Стыдно сознаться, но за эти двадцать лет я ни разу не имел возможности остановиться памятью и проанализировать свои краткие, но незабвенные впечатления от встреч с Верой Федоровной.
Внезапный звонок ее брата и чувство долга современника отрывает меня от сегодняшней работы и переносит в прошлое…
До 1906 года я только восторженный зритель Веры Федоровны, один из галерки, один из молодежной массы, почуявшей в этой актрисе что-то свое, новое, зовущее к будущему. И среди этих восторгов острая рана, пережитая тогда многими, как личная обида: вынужденный уход Веры Федоровны со сцены Александринки. Карикатура в ‘Стрекозе’: Савина с любезной улыбочкой прощается с Комиссаржевской. Еще тогда не верилось, что дело тут только в театральной интриге, в боязни перед соперницей. Теперь совсем ясно: классика французского пошиба была официальным искусством придворной России и не могла мириться с психологическим реализмом артистки, воплощавшей чаяния, тревоги и мечты революционной демократии.
Познакомился я с Верой Федоровной и впервые поцеловал ее маленькую и трепетную, как пойманный птенец, ручку на первой же ее ‘субботе’, куда был приглашен вместе с Вяч. Ивановым, Блоком и другими представителями тогдашнего Парнаса символистов.
Эти субботы предшествовали открытию театра Комиссаржевской в новом помещении на Офицерской. Это был 1906 год.
Как Вера Федоровна пришла к дружбе с символистами?

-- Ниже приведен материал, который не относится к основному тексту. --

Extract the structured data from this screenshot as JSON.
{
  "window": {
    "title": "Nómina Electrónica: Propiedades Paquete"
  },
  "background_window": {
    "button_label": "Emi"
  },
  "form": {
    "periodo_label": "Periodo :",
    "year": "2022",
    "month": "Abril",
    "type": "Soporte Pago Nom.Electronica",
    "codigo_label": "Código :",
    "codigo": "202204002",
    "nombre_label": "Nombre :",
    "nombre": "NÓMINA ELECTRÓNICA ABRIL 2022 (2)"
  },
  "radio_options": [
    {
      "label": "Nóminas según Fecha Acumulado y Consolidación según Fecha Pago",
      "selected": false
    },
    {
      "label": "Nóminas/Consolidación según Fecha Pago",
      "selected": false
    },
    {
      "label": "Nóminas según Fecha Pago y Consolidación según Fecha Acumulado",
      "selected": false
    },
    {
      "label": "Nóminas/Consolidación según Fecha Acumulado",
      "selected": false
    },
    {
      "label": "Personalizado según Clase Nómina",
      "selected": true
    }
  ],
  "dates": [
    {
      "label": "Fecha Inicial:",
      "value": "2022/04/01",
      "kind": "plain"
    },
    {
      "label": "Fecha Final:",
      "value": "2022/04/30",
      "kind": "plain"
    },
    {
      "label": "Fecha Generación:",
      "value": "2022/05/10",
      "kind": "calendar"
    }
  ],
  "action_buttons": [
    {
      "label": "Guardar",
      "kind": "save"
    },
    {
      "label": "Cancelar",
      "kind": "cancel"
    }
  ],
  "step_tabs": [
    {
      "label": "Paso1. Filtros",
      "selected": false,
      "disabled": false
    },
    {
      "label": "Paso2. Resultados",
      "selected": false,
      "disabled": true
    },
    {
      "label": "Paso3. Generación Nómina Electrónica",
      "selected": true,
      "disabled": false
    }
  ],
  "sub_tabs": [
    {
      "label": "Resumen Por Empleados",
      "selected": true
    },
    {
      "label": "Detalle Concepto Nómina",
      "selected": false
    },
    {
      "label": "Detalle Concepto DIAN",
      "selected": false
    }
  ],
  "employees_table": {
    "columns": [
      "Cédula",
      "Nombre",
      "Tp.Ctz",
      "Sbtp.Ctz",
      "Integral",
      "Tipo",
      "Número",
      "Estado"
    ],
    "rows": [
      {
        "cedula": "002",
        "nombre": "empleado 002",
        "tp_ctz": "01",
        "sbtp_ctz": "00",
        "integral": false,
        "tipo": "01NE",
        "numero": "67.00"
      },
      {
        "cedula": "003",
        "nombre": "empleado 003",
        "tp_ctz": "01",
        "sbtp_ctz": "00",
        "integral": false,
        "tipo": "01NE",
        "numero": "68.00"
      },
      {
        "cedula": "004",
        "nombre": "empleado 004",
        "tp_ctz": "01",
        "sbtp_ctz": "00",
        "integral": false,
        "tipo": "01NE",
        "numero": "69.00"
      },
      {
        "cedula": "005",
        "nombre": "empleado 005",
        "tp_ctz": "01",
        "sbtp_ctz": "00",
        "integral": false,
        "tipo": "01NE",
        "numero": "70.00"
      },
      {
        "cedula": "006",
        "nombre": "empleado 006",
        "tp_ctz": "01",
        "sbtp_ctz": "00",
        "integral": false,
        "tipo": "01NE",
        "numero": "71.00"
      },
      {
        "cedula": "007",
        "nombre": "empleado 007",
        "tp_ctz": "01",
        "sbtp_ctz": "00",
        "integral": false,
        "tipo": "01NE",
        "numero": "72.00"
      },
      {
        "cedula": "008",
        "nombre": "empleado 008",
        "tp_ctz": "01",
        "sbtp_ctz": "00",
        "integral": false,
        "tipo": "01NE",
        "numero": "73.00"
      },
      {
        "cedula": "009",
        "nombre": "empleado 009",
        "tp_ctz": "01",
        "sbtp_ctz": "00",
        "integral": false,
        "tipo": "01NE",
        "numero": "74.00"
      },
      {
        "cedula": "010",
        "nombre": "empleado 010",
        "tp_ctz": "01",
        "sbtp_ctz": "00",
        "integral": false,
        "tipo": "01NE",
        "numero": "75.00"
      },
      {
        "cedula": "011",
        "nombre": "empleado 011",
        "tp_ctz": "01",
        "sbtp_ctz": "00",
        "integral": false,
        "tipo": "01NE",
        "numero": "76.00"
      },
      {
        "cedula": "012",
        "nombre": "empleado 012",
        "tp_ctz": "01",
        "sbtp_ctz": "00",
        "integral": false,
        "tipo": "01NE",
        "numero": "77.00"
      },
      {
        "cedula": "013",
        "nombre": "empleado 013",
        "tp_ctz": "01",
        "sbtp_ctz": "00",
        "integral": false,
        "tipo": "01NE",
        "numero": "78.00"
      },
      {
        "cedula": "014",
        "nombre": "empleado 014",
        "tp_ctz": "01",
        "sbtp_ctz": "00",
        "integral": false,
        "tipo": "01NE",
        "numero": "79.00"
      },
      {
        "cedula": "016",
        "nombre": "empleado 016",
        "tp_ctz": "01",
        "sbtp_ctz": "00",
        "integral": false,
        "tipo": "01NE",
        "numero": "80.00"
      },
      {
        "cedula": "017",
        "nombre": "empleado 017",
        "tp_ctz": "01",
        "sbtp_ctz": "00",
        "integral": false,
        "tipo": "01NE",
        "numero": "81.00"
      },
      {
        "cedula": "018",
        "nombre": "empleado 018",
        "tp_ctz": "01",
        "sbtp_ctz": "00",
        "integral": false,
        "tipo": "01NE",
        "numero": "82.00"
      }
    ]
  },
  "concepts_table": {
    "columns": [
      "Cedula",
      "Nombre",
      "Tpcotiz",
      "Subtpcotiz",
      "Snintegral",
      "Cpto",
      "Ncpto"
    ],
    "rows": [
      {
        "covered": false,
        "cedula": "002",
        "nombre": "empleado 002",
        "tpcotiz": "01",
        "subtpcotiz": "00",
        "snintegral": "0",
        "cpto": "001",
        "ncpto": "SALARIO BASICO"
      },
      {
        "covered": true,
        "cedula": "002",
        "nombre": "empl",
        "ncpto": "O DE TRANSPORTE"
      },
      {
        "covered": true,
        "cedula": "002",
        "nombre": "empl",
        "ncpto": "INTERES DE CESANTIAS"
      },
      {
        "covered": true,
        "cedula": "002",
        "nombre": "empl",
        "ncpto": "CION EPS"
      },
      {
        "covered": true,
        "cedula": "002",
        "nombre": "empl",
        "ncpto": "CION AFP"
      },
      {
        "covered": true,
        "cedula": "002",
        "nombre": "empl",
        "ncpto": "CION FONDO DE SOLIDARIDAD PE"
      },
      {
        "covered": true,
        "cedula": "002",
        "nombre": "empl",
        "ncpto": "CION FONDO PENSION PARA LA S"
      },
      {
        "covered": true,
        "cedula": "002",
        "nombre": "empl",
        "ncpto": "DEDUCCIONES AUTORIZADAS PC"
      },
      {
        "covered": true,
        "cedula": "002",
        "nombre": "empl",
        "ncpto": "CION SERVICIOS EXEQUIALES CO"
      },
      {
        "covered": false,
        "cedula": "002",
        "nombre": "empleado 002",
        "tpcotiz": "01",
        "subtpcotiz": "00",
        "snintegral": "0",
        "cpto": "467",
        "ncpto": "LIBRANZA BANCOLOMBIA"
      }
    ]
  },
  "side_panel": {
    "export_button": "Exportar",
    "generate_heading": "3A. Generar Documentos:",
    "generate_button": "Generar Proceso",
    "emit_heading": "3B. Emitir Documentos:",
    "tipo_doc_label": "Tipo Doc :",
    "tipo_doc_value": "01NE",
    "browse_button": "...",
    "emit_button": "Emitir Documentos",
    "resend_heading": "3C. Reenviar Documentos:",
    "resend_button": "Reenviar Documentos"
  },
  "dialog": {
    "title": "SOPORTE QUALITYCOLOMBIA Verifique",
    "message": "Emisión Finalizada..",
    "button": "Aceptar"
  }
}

Тогда эта дружба была сенсацией, театральной злобой дня, модным скандалом. До сих пор еще не продумано, каким образом любимейшая актриса широчайших прогрессивных слоев общества сдружилась с представителями изысканнейшего и оторвавшегося от жизни литературного салона. Я напомню два аналогичных факта. Первая книга реалиста Бунина ‘Листопад’ за два, кажется, года перед этим вышла одновременно и в ‘Знании’ и у декадентов в ‘Скорпионе’. Знаньевец Леонид Андреев не только был соблазнен Георгием Чулковым в секту ‘мистических анархистов’, но и всем своим творчеством стал на грани символизма. Дело в том, что в 1905 году символизм, выросший из декадентства, порожденного новой промышленной буржуазией, перестал уже быть салонным явлением и наряду со своим процветанием в салонах (и загниванием там) стал достоянием широкого демократического общества, иногда в упрощенном виде, иногда безо всякого снижения. Типичным явлением второго ряда был журнал ‘Адская почта’ З. Гржебина, где рисовали художники ‘Мира искусств’ и печатал религиозно-революционные стихи сам глава символистов Вяч. Иванов. Отход демократического общества от знаньевского реализма диктовался стремлением найти синтетические образы для событий, потрясавших тогда Россию. Портреты Трепова и Коковцева под пером Кустодиева, или Дурново под пером Гржебина, были уже не портретами физических лиц, а символами враждебных революции сил. Разгром революции и эпоха реакции отбросили символизм как школу от живой общественности в туман мистики. Но в 1906 году, когда Вера Федоровна пошла на сближение с символистами, символизм еще был передовым общественно-художественным явлением, и как таковому Вера Федоровна подала ему руку. И в этом оказалось ее огромное чутье к общественной жизни.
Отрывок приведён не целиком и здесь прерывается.